- Flag Coat of arms
- Coordinates (Złocieniec): 53°31′37″N 16°0′44″E﻿ / ﻿53.52694°N 16.01222°E
- Country: Poland
- Voivodeship: West Pomeranian
- County: Drawsko
- Seat: Złocieniec

Area
- • Total: 194.53 km^{2} (75.11 sq mi)

Population (2006)
- • Total: 15,571
- • Density: 80/km^{2} (210/sq mi)
- • Urban: 13,377
- • Rural: 2,194
- Website: http://www.zlocieniec.pl/

= Gmina Złocieniec =

Gmina Złocieniec is an urban-rural gmina (administrative district) in Drawsko County, West Pomeranian Voivodeship, in north-western Poland. Its seat is the town of Złocieniec, which lies approximately 15 km east of Drawsko Pomorskie and 96 km east of the regional capital Szczecin.

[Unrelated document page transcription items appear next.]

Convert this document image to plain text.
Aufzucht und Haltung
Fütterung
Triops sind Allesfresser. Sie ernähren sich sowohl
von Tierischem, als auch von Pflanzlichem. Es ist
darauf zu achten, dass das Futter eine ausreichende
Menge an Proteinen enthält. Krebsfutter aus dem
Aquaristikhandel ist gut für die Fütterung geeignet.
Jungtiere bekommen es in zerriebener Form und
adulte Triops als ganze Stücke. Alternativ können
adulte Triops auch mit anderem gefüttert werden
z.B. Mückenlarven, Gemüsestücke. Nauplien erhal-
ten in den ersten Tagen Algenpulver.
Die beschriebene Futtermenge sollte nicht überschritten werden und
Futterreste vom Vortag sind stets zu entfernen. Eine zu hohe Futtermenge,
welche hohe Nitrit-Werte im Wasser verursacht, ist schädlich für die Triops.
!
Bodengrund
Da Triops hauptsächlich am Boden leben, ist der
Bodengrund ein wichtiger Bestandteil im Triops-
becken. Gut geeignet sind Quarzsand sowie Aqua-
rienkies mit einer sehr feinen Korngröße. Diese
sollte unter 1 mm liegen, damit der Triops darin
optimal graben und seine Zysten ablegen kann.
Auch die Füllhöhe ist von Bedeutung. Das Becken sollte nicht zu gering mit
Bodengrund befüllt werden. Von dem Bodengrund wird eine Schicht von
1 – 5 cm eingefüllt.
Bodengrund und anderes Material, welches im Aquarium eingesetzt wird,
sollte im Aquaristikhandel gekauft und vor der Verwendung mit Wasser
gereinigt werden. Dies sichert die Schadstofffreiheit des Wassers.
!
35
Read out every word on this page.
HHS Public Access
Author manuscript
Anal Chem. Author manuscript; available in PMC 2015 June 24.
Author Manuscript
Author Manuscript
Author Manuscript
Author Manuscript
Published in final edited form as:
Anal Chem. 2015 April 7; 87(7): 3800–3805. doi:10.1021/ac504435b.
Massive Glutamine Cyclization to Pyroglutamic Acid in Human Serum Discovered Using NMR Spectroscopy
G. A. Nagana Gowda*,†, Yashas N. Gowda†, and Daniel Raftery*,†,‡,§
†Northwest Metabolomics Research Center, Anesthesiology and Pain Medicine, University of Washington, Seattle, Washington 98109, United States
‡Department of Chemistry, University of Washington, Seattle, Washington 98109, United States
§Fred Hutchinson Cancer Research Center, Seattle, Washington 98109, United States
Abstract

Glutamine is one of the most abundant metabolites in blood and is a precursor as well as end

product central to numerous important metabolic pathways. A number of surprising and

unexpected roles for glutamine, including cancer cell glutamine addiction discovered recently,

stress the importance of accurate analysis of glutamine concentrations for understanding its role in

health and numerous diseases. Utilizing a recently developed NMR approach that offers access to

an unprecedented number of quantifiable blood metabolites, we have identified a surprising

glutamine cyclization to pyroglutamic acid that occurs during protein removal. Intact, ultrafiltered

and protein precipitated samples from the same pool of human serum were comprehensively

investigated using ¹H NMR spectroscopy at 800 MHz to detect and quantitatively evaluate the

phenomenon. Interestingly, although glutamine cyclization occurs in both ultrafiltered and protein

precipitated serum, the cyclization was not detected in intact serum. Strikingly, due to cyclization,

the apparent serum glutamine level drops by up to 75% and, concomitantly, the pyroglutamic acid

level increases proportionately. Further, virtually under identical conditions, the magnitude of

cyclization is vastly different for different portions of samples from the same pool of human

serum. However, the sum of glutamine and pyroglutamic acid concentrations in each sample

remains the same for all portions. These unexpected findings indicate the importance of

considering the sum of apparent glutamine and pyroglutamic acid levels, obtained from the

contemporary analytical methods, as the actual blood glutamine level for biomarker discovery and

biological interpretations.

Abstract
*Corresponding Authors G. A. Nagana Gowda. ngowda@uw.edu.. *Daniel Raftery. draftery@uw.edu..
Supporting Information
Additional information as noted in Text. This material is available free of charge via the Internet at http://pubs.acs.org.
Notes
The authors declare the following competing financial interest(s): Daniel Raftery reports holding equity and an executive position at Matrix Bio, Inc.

The gmina covers an area of 194.53 km2, and as of 2006 its total population is 15,571 (out of which the population of Złocieniec amounts to 13,377, and the population of the rural part of the gmina is 2,194).

The gmina contains part of the protected area called Drawsko Landscape Park.

==Villages==
Apart from the town of Złocieniec, Gmina Złocieniec contains the villages and settlements of Błędno, Bobrowo, Cieszyno, Darskowo, Jadwiżyn, Jarosław, Kosobudki, Kosobudy, Lubieszewo, Małobór, Męcidół, Rzęśnica, Skąpe, Stare Worowo, Stawno, Sułoszyn, Szymalów, Uraz, Warniłęg, Wąsosz and Zatonie.

==Neighbouring gminas==
Gmina Złocieniec is bordered by the gminas of Czaplinek, Drawsko Pomorskie, Kalisz Pomorski, Ostrowice, Połczyn-Zdrój and Wierzchowo.